The Northern Rim doesn’t provide transportation like the more commercialized Southern Rim. In search of the sunrise, we drove to Wahalla Overlook where we basically had the Canyon to ourselves. We had a Mountain House meal, some drip coffee, and Scott even pulled out the guitar for a bit.

No agenda, no plans, enjoy the company.

Actually Scott did have an agenda. He was looking for a certain point on the canyon. I’ll get to that in a

Angel’s Window, North Rim, Grand Canyon


After cleaning up from breakfast we drove on out and took a short hike to Cape Royal, where we also had a great view of Angel’s Window.

That morning afforded us some interesting conversations. We met two ladies who had been hiking together for some time. While they lived in the East, they’d been on this trail for some time. Scott shared his quest and while they didn’t have the answer, they were intrigued. Information was exchanged.
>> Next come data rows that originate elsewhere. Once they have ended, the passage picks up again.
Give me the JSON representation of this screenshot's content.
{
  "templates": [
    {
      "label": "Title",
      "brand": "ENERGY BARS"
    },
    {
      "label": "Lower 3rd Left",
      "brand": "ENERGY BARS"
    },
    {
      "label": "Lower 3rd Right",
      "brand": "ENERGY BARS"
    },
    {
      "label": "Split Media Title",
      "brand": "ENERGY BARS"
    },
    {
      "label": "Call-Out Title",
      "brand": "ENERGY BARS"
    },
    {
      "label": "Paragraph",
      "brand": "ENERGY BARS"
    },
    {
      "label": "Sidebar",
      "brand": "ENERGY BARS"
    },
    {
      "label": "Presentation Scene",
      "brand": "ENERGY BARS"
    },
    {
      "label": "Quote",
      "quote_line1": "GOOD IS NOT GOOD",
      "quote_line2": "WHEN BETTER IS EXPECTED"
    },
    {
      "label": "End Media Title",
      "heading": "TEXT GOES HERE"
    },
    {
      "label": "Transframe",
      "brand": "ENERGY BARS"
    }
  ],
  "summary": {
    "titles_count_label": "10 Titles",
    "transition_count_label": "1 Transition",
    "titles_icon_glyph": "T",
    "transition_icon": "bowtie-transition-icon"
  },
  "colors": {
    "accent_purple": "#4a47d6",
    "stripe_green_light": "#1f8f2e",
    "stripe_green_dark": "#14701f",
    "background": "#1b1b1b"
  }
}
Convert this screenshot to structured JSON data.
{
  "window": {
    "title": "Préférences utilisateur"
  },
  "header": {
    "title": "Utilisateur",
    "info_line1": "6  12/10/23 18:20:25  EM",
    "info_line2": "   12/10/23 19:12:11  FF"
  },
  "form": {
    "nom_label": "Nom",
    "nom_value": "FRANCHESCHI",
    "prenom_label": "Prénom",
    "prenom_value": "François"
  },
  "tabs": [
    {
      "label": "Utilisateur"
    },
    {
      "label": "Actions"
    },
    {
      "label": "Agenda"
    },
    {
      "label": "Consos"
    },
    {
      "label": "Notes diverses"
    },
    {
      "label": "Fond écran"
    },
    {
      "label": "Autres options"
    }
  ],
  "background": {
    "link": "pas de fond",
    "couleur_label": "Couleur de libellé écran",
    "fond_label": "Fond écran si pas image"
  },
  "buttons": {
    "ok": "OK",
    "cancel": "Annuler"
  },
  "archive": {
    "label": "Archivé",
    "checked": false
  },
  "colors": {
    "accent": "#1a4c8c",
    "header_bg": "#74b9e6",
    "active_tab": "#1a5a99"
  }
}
A little while later a gentleman noticed my Asbury University t-shirt. An acquaintance of his had been a math professor at the University and was teaching when Scott and I were there. The gentleman couldn’t recall the professor’s name. He also taught math so we can rest assured I was never near his classroom.

Cape Royal, North Rim, Grand Canyon

Having enjoyed the morning, we set out on the quest. Scott had told the story to several park rangers who gave us directions to Point Sublime. He was warned that it was an off-roading experience.

Scott and Mike at Cape Royal, North Rim, Grand Canyon

Scott had been looking forward to that for months.

But first, why we had to find Point Sublime.

At some point in his development work with Biblical Theological Seminary, Scott met Dr. Allan MacRae. They shared a connection with Princeton Theological Seminary, and now with Biblical. MacRae led a distinguish life and passed in 1997. But it was a story from his early marriage years that caught Scott’s attention.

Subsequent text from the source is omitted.